New studies conducted on premature infants in the Neonatal Intensive Care Unit at St. Louis Children’s Hospital show a correlation between regular breast milk consumption and greater brain growth. These results appeared in babies who were offered a diet of mainly breast milk up until the age of one month. Numbers were tested against babies who received no breast milk at all or a limited amount of it.
Infants who received breast milk as half or more of their daily nutritional intake not only had more brain tissue, but also displayed much larger cortical-surface area by the time of their due dates. The findings will be officially released on May 3rd at the Pediatric Academic Societies meeting in Baltimore.
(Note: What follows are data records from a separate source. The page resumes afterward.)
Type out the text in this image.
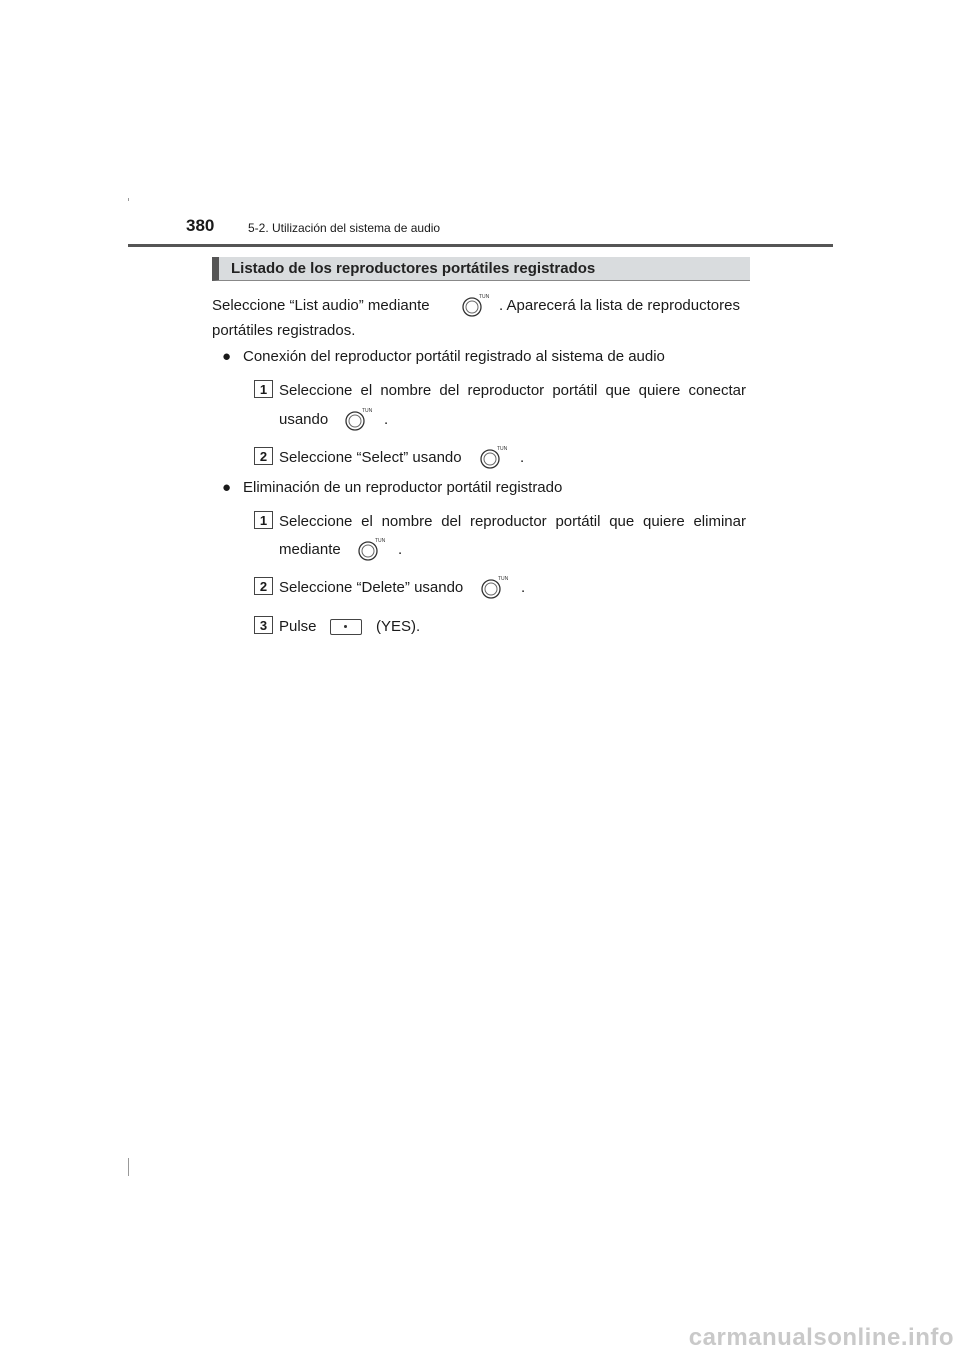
380	5-2. Utilización del sistema de audio
Listado de los reproductores portátiles registrados
Seleccione “List audio” mediante	. Aparecerá la lista de reproductores
portátiles registrados.
● Conexión del reproductor portátil registrado al sistema de audio
1 Seleccione el nombre del reproductor portátil que quiere conectar
usando	.
2 Seleccione “Select” usando	.
● Eliminación de un reproductor portátil registrado
1 Seleccione el nombre del reproductor portátil que quiere eliminar
mediante	.
2 Seleccione “Delete” usando	.
3 Pulse	(YES).
carmanualsonline.info
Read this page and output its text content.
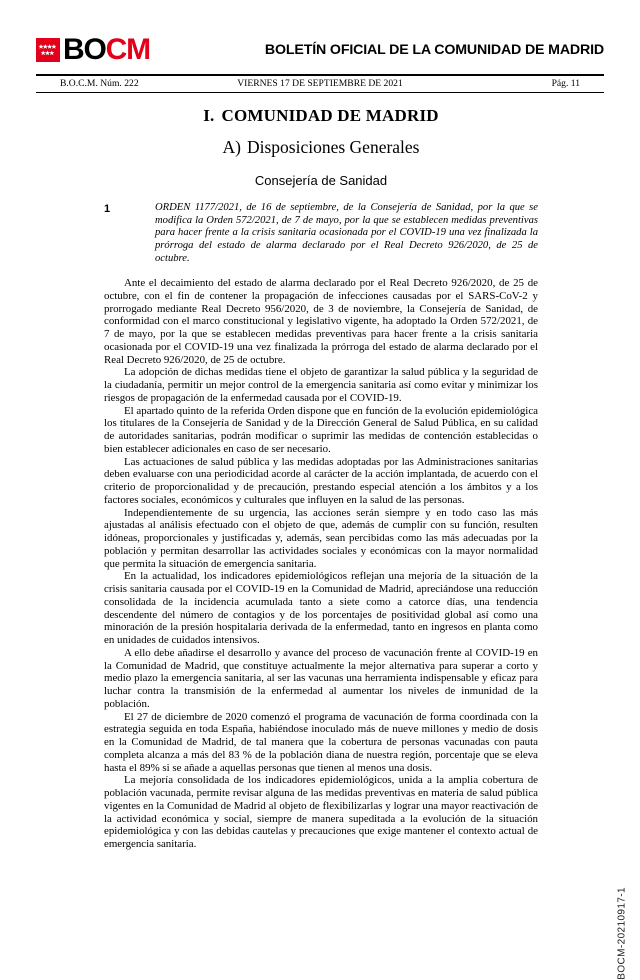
BOCM	BOLETÍN OFICIAL DE LA COMUNIDAD DE MADRID
B.O.C.M. Núm. 222	VIERNES 17 DE SEPTIEMBRE DE 2021	Pág. 11
I. COMUNIDAD DE MADRID
A) Disposiciones Generales
Consejería de Sanidad
1	ORDEN 1177/2021, de 16 de septiembre, de la Consejería de Sanidad, por la que se modifica la Orden 572/2021, de 7 de mayo, por la que se establecen medidas preventivas para hacer frente a la crisis sanitaria ocasionada por el COVID-19 una vez finalizada la prórroga del estado de alarma declarado por el Real Decreto 926/2020, de 25 de octubre.

Ante el decaimiento del estado de alarma declarado por el Real Decreto 926/2020, de 25 de octubre, con el fin de contener la propagación de infecciones causadas por el SARS-CoV-2 y prorrogado mediante Real Decreto 956/2020, de 3 de noviembre, la Consejería de Sanidad, de conformidad con el marco constitucional y legislativo vigente, ha adoptado la Orden 572/2021, de 7 de mayo, por la que se establecen medidas preventivas para hacer frente a la crisis sanitaria ocasionada por el COVID-19 una vez finalizada la prórroga del estado de alarma declarado por el Real Decreto 926/2020, de 25 de octubre.

La adopción de dichas medidas tiene el objeto de garantizar la salud pública y la seguridad de la ciudadanía, permitir un mejor control de la emergencia sanitaria así como evitar y minimizar los riesgos de propagación de la enfermedad causada por el COVID-19.

El apartado quinto de la referida Orden dispone que en función de la evolución epidemiológica los titulares de la Consejería de Sanidad y de la Dirección General de Salud Pública, en su calidad de autoridades sanitarias, podrán modificar o suprimir las medidas de contención establecidas o bien establecer adicionales en caso de ser necesario.

Las actuaciones de salud pública y las medidas adoptadas por las Administraciones sanitarias deben evaluarse con una periodicidad acorde al carácter de la acción implantada, de acuerdo con el criterio de proporcionalidad y de precaución, prestando especial atención a los ámbitos y a los factores sociales, económicos y culturales que influyen en la salud de las personas.

Independientemente de su urgencia, las acciones serán siempre y en todo caso las más ajustadas al análisis efectuado con el objeto de que, además de cumplir con su función, resulten idóneas, proporcionales y justificadas y, además, sean percibidas como las más adecuadas por la población y permitan desarrollar las actividades sociales y económicas con la mayor normalidad que permita la situación de emergencia sanitaria.

En la actualidad, los indicadores epidemiológicos reflejan una mejoría de la situación de la crisis sanitaria causada por el COVID-19 en la Comunidad de Madrid, apreciándose una reducción consolidada de la incidencia acumulada tanto a siete como a catorce días, una tendencia descendente del número de contagios y de los porcentajes de positividad global así como una minoración de la presión hospitalaria derivada de la enfermedad, tanto en ingresos en planta como en unidades de cuidados intensivos.

A ello debe añadirse el desarrollo y avance del proceso de vacunación frente al COVID-19 en la Comunidad de Madrid, que constituye actualmente la mejor alternativa para superar a corto y medio plazo la emergencia sanitaria, al ser las vacunas una herramienta indispensable y eficaz para luchar contra la transmisión de la enfermedad al aumentar los niveles de inmunidad de la población.

El 27 de diciembre de 2020 comenzó el programa de vacunación de forma coordinada con la estrategia seguida en toda España, habiéndose inoculado más de nueve millones y medio de dosis en la Comunidad de Madrid, de tal manera que la cobertura de personas vacunadas con pauta completa alcanza a más del 83 % de la población diana de nuestra región, porcentaje que se eleva hasta el 89% si se añade a aquellas personas que tienen al menos una dosis.

La mejoría consolidada de los indicadores epidemiológicos, unida a la amplia cobertura de población vacunada, permite revisar alguna de las medidas preventivas en materia de salud pública vigentes en la Comunidad de Madrid al objeto de flexibilizarlas y lograr una mayor reactivación de la actividad económica y social, siempre de manera supeditada a la evolución de la situación epidemiológica y con las debidas cautelas y precauciones que exige mantener el contexto actual de emergencia sanitaria.

BOCM-20210917-1
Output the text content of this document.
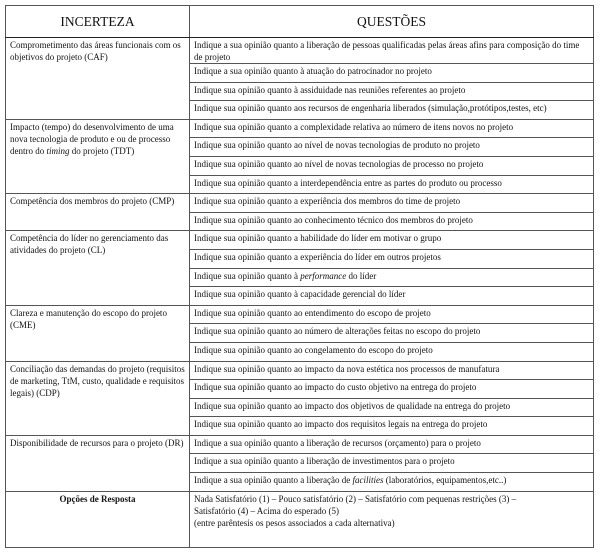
INCERTEZA	QUESTÕES
Comprometimento das áreas funcionais com os objetivos do projeto (CAF)	Indique a sua opinião quanto a liberação de pessoas qualificadas pelas áreas afins para composição do time de projeto
	Indique a sua opinião quanto à atuação do patrocinador no projeto
	Indique sua opinião quanto à assiduidade nas reuniões referentes ao projeto
	Indique sua opinião quanto aos recursos de engenharia liberados (simulação,protótipos,testes, etc)
Impacto (tempo) do desenvolvimento de uma nova tecnologia de produto e ou de processo dentro do timing do projeto (TDT)	Indique sua opinião quanto a complexidade relativa ao número de itens novos no projeto
	Indique sua opinião quanto ao nível de novas tecnologias de produto no projeto
	Indique sua opinião quanto ao nível de novas tecnologias de processo no projeto
	Indique sua opinião quanto a interdependência entre as partes do produto ou processo
Competência dos membros do projeto (CMP)	Indique sua opinião quanto a experiência dos membros do time de projeto
	Indique sua opinião quanto ao conhecimento técnico dos membros do projeto
Competência do líder no gerenciamento das atividades do projeto (CL)	Indique sua opinião quanto a habilidade do líder em motivar o grupo
	Indique sua opinião quanto a experiência do líder em outros projetos
	Indique sua opinião quanto à performance do líder
	Indique sua opinião quanto à capacidade gerencial do líder
Clareza e manutenção do escopo do projeto (CME)	Indique sua opinião quanto ao entendimento do escopo de projeto
	Indique sua opinião quanto ao número de alterações feitas no escopo do projeto
	Indique sua opinião quanto ao congelamento do escopo do projeto
Conciliação das demandas do projeto (requisitos de marketing, TtM, custo, qualidade e requisitos legais) (CDP)	Indique sua opinião quanto ao impacto da nova estética nos processos de manufatura
	Indique sua opinião quanto ao impacto do custo objetivo na entrega do projeto
	Indique sua opinião quanto ao impacto dos objetivos de qualidade na entrega do projeto
	Indique sua opinião quanto ao impacto dos requisitos legais na entrega do projeto
Disponibilidade de recursos para o projeto (DR)	Indique a sua opinião quanto a liberação de recursos (orçamento) para o projeto
	Indique a sua opinião quanto a liberação de investimentos para o projeto
	Indique a sua opinião quanto a liberação de facilities (laboratórios, equipamentos,etc..)
Opções de Resposta	Nada Satisfatório (1) – Pouco satisfatório (2) – Satisfatório com pequenas restrições (3) –
Satisfatório (4) – Acima do esperado (5)
(entre parêntesis os pesos associados a cada alternativa)
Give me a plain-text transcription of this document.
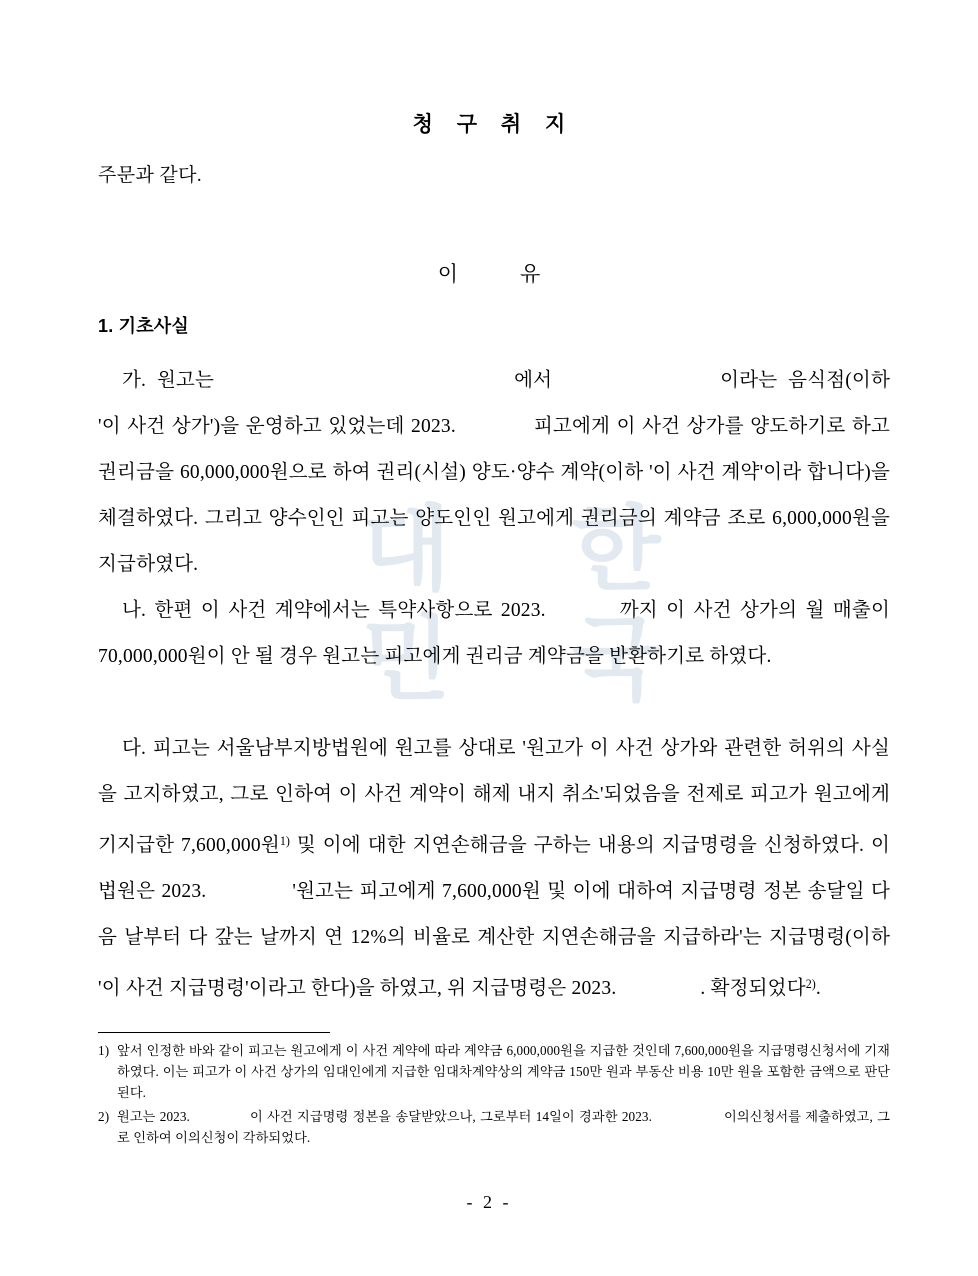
대 한
민 국
청 구 취 지
주문과 같다.
이	유
1. 기초사실

가. 원고는	에서	이라는 음식점(이하 '이 사건 상가')을 운영하고 있었는데 2023.	피고에게 이 사건 상가를 양도하기로 하고 권리금을 60,000,000원으로 하여 권리(시설) 양도·양수 계약(이하 '이 사건 계약'이라 합니다)을 체결하였다. 그리고 양수인인 피고는 양도인인 원고에게 권리금의 계약금 조로 6,000,000원을 지급하였다.

나. 한편 이 사건 계약에서는 특약사항으로 2023.	까지 이 사건 상가의 월 매출이 70,000,000원이 안 될 경우 원고는 피고에게 권리금 계약금을 반환하기로 하였다.

다. 피고는 서울남부지방법원에 원고를 상대로 '원고가 이 사건 상가와 관련한 허위의 사실을 고지하였고, 그로 인하여 이 사건 계약이 해제 내지 취소'되었음을 전제로 피고가 원고에게 기지급한 7,600,000원$^{1)}$ 및 이에 대한 지연손해금을 구하는 내용의 지급명령을 신청하였다. 이 법원은 2023.	'원고는 피고에게 7,600,000원 및 이에 대하여 지급명령 정본 송달일 다음 날부터 다 갚는 날까지 연 12%의 비율로 계산한 지연손해금을 지급하라'는 지급명령(이하 '이 사건 지급명령'이라고 한다)을 하였고, 위 지급명령은 2023.	. 확정되었다$^{2)}$.

1) 앞서 인정한 바와 같이 피고는 원고에게 이 사건 계약에 따라 계약금 6,000,000원을 지급한 것인데 7,600,000원을 지급명령신청서에 기재하였다. 이는 피고가 이 사건 상가의 임대인에게 지급한 임대차계약상의 계약금 150만 원과 부동산 비용 10만 원을 포함한 금액으로 판단된다.
2) 원고는 2023.	이 사건 지급명령 정본을 송달받았으나, 그로부터 14일이 경과한 2023.	이의신청서를 제출하였고, 그로 인하여 이의신청이 각하되었다.
- 2 -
Cynthia Rogers, MD, assistant professor of child psychiatry at St. Louis Children’s Hospital and senior investigator says babies who are born prior to their expected due dates do not have fully developed brains. Since breast milk has been shown to help in other types of development, the team decided to see what it could do for preemies. MRI scans showed that when babies received more breast milk, their brain volumes were much larger. This is an important piece of information because previous studies have shown that brain volume and cognitive development go hand in hand.
During the study, the team tracked the breast milk intake of 77 preterm babies while in the NICU. Brain scans of the infants were taken on the day the babies were expected to have been born. Erin Reynolds, a research technician who works under Rogers says that as the amount of breast milk increased for the children, the chances of the cortical surface being larger were also much greater. Since this part of the brain is known to be linked to cognition, a larger cortex area would mean better cognitive abilities as the babies continue to develop.
Premature birth is a leading cause of neurologic problems and is also directly linked to psychiatric issues later on in life. The study continues on these 77 children, as Rogers and her team are going to keep a close eye on them for the next few years to get a better understanding of their motor, cognitive and social development. The data will help future researchers understand the importance of breast milk early on in a child’s life. Rogers says she would like to see if brain size has any effect on milestones in human development as the infants continue to grow. She is interested to see if breast milk quickly changes the brain or has a long term effect that gradually arises.
Researchers are still not quite sure what it is in breast milk that promotes the development of the brain and she would like to see how breast milk affects infants who were not born early.